To give you an idea of what the Rule of Thirds looks like, here are 15 great examples by independent photographers just like you.
In this stunning nature shot, the artist emphasizes the various hues and organic shape of flora by placing the tip of the stick at the top left cross section of the imaginary guide, created by the Rule of Thirds.
Cup of Tea #1
The yellow lemon slice floats delicately in the center of the teacup, drawing the eye not only because of its color, but also because it sits at the bottom right cross section of the guide.
The delicate sprinkles of the blue confection’s shell are the first thing the eye takes in before moving to his yellow buddy with black seeds, and then over to the stack of other vibrantly hued treats, thanks to the Rule of Thirds.
Raindrops With Bokeh
Not all examples of the Rule of Thirds in photography feature vertical alignment. In this photo, the subject is horizontal, but the philosophy is still applied. Those water droplets create a cross section of their own with the blades of leaves.
Watch, Fountain Pen and Note Book
Even simple compositions are improved by the almighty Rule. Though this image is a collection of three related items, they create a picture with depth thanks to how the eye moves around the objects.
Byke Ride Close Up
Besides the wonderful use of color here, the bike rider is blurred around the main area of focus: her gear shifter and the right edge of her hand.
Difficulties sometimes arise when taking a particularly long or wide shot, but application of the Rule keeps the composition interesting and guides the eyes through the illuminated openings and textured ridges of the wall.
Chia on a Wooden Spoon
All those tiny pieces of chia seed come into perfect focus in the bottom right section of the grid with the straying seeds drifting off in all directions. The spoon handle also follows the grid line.
Foamy Latte on the Edge of a Chair
The precarious location of this steamy cup of Joe serves as a pedestal to the coffee’s monument. Coffee is often an essential tool in any artist’s collection, so it makes sense it should be honored with the Rule.
Fun to say and fun to eat, this image captures the ruby red ripeness of fresh-off-the-vine tomatoes by piling them up near the top and bottom left side cross sections.
iPhone in a Workplace
Form and function appropriately combine in this pro-marketing picture. Even advertisements benefit from sound theories, and this one places the smartphone immediately in the right side crosshairs.

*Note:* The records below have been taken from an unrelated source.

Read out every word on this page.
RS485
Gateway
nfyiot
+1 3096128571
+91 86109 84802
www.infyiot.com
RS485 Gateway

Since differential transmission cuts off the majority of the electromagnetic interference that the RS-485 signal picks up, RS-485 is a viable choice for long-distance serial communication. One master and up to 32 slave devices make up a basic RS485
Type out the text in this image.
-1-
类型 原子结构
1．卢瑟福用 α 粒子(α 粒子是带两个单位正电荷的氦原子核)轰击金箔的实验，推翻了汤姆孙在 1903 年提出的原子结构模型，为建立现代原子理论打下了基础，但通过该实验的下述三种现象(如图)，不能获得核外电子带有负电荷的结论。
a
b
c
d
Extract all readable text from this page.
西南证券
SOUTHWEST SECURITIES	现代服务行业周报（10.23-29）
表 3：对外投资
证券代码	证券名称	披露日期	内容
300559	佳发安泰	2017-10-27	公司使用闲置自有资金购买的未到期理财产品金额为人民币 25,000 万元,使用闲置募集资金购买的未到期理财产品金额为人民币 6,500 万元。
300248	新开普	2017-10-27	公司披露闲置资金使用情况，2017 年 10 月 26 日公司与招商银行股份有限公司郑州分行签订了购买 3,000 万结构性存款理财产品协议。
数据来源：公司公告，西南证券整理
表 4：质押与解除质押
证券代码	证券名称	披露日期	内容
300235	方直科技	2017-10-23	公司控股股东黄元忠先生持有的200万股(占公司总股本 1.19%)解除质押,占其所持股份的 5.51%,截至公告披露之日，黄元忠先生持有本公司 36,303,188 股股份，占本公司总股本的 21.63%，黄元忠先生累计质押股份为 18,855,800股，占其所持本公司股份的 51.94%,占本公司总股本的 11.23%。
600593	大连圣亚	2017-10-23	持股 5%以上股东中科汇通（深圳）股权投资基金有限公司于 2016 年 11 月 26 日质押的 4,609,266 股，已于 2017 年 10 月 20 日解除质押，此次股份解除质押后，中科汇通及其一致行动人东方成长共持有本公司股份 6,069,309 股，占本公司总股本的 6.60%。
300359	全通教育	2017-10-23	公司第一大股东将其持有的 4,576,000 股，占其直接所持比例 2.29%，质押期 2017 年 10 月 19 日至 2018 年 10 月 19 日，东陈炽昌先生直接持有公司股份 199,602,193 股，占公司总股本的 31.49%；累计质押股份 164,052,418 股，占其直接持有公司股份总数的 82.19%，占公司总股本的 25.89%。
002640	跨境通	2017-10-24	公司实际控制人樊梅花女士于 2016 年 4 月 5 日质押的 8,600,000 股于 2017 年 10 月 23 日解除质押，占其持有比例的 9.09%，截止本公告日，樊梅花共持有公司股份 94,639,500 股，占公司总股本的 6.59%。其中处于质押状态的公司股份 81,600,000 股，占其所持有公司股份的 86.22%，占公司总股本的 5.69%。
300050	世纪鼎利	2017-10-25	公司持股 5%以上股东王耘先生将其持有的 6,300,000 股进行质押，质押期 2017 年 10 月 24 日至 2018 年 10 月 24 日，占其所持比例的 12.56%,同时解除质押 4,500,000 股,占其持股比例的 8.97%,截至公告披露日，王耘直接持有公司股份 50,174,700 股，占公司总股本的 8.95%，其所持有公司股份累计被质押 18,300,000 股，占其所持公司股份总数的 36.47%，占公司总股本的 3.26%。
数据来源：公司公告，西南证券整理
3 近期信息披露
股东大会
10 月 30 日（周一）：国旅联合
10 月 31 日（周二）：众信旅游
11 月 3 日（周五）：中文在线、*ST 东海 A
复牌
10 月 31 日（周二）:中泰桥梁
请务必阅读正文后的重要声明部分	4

Making Coffee Latte Barista
Coffee again: it’s a very popular subject for artists, as the beverage and its rituals are rich in texture and visual interest. This picture has many more elements, but the action of pouring the frothed milk is clearly the main subject.
There are lots of game pieces in this photo, but the ones in focus are placed–you guessed it–where the grid lines cross. The grid that exists on the board only adds to the beauty.
The subject doesn’t have to be perfectly placed in the crosscut, as in this picture, which has only the edge of the brightly purple headband in the aforementioned sector. However, it is the main element (the color also suggests this), so the Rule still applies.
Go Try It!
Many theories, principles and suggestions offer insight into how to be a great photographer, but the Rule of Thirds is an essential piece of advice for all artists and admirers of art. These examples should help elevate your next collection, whether you’re making or buying it.